UBS warnt vor Wertverlust: Wegfall des Eigenmietwerts trifft ältere Wohnliegenschaften
Wegfall des Eigenmietwerts könnte Preise älterer Wohnhäuser erheblich drücken
Zürich — Eine neue Analyse der Grossbank UBS zeigt, dass die geplante Abschaffung des Eigenmietwerts per 2028 viele ältere Wohnliegenschaften in der Schweiz deutlich belasten könnte. Entscheidend sei, dass mit der Reform auch die bisher geltenden Unterhaltsabzüge entfielen, wodurch Altbauten gegenüber Neubauten an Wettbewerbsfähigkeit verlören.
Nach Einschätzung der UBS-Ökonomen weist rund ein Drittel der Einfamilienhäuser und des Stockwerkeigentums einen substanziellen Sanierungsbedarf auf. Besonders betroffen seien Liegenschaften aus den Bauperioden 1960 bis 1990. Gebäude mit schwacher Bausubstanz hätten in den vergangenen Jahren bereits an Marktwert eingebüsst; derzeit liege der Abschlag gegenüber neuwertigen Objekten bei knapp einem Drittel.
Die weitere Entwicklung der Preisdifferenzen hänge stark von den Bau- und Renovationskosten ab, die zuletzt deutlich gestiegen seien. Regional zeigten sich kräftige Unterschiede: In Kantonen mit hohen Steuersätzen und tiefen Landwerten könne der zusätzliche Wertrückgang gegenüber einer neuwertigen Liegenschaft bis zu 10 Prozent betragen, heisst es in der Studie.

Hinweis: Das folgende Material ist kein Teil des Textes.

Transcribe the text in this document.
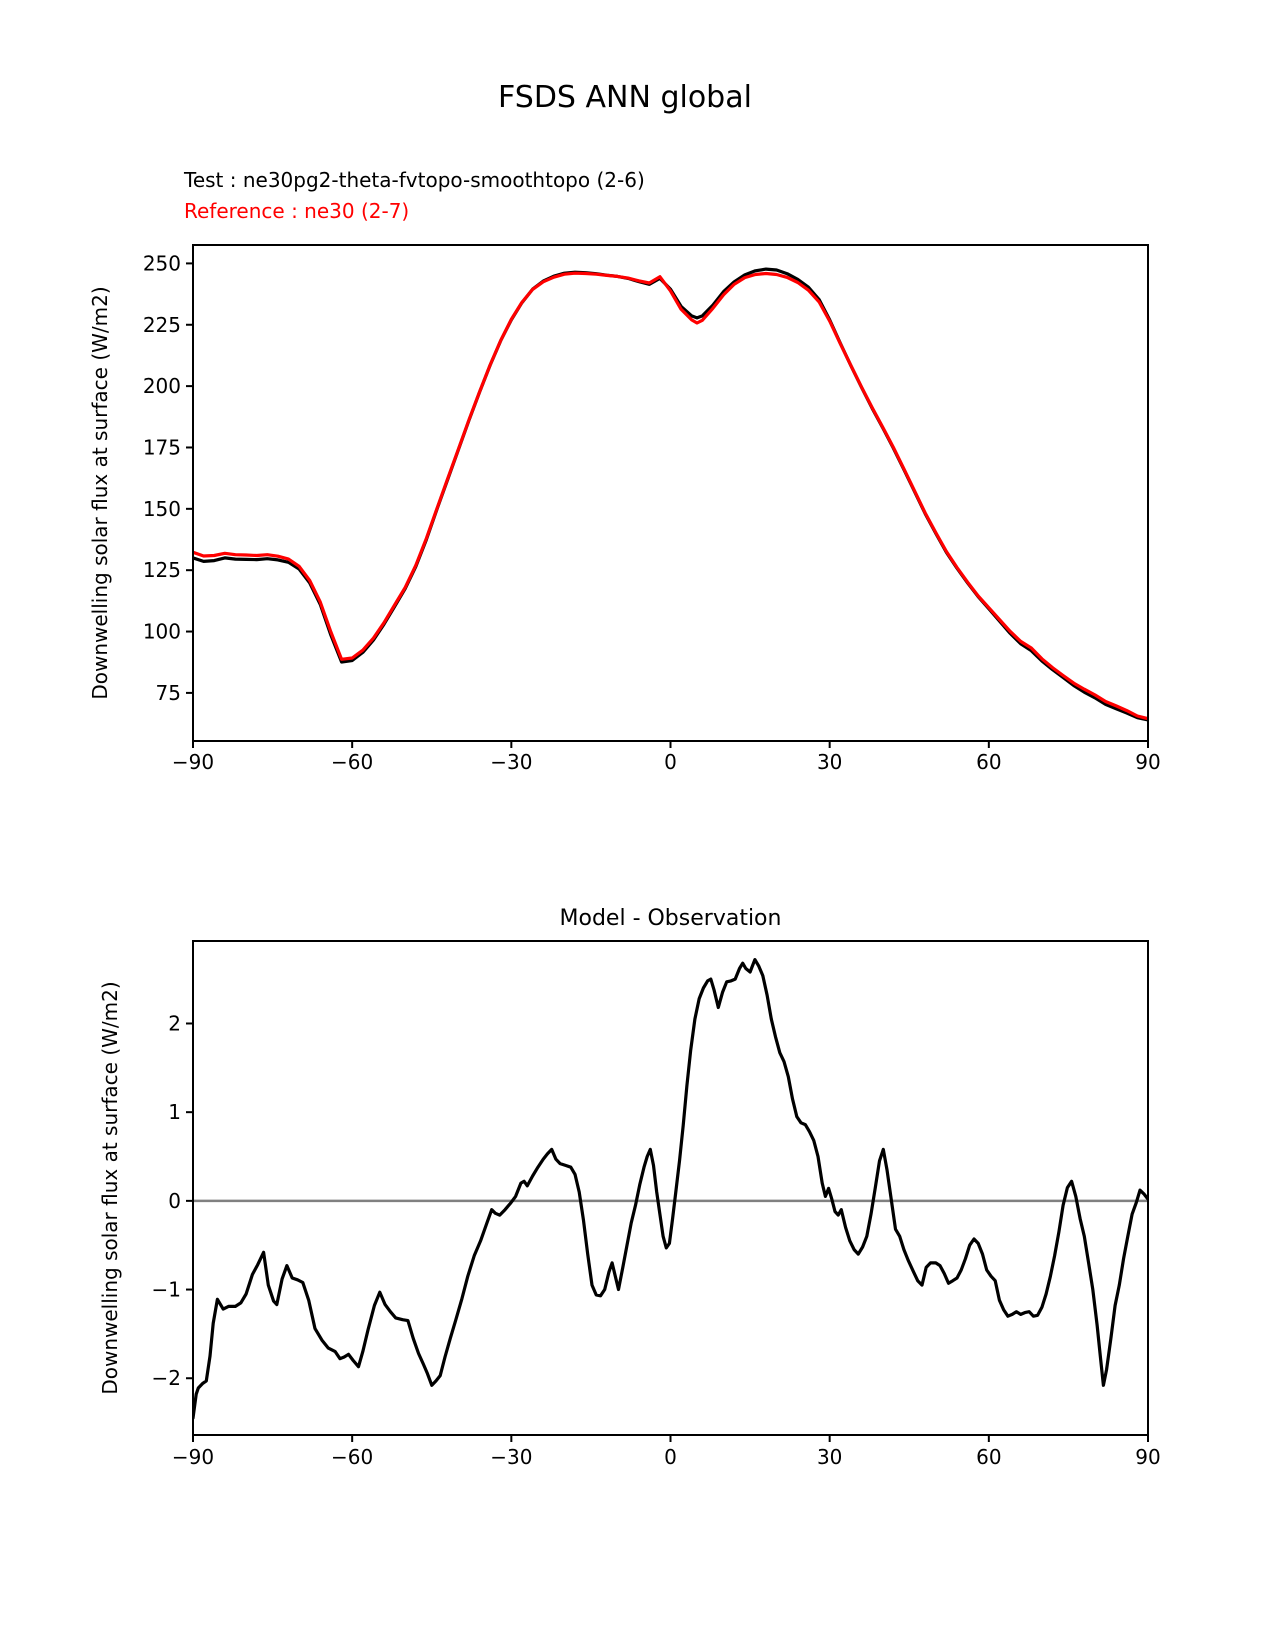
−90	−60	−30	0	30	60	90
75
100
125
150
175
200
225
250
Downwelling solar flux at surface (W/m2)
−90	−60	−30	0	30	60	90
−2
−1
0
1
2
Downwelling solar flux at surface (W/m2)
Model - Observation
FSDS ANN global
Test : ne30pg2-theta-fvtopo-smoothtopo (2-6)
Reference : ne30 (2-7)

- Reformzeitraum: ab 2028 geplant
- Am stärksten betroffen: Bauten aus 1960 bis 1990
- Folgefaktor: steigende Renovationskosten verschärfen Wertverluste
Für Eigentümer und potenzielle Käufer bedeute dies erhöhte Unsicherheit bei Finanzierungen und Investitionsentscheidungen. UBS betont, dass bestimmte Marktsegmente wie Mietwohnungen weiterhin nachgefragt seien, zugleich aber das Ungleichgewicht zwischen alt und neu zunehmen könne.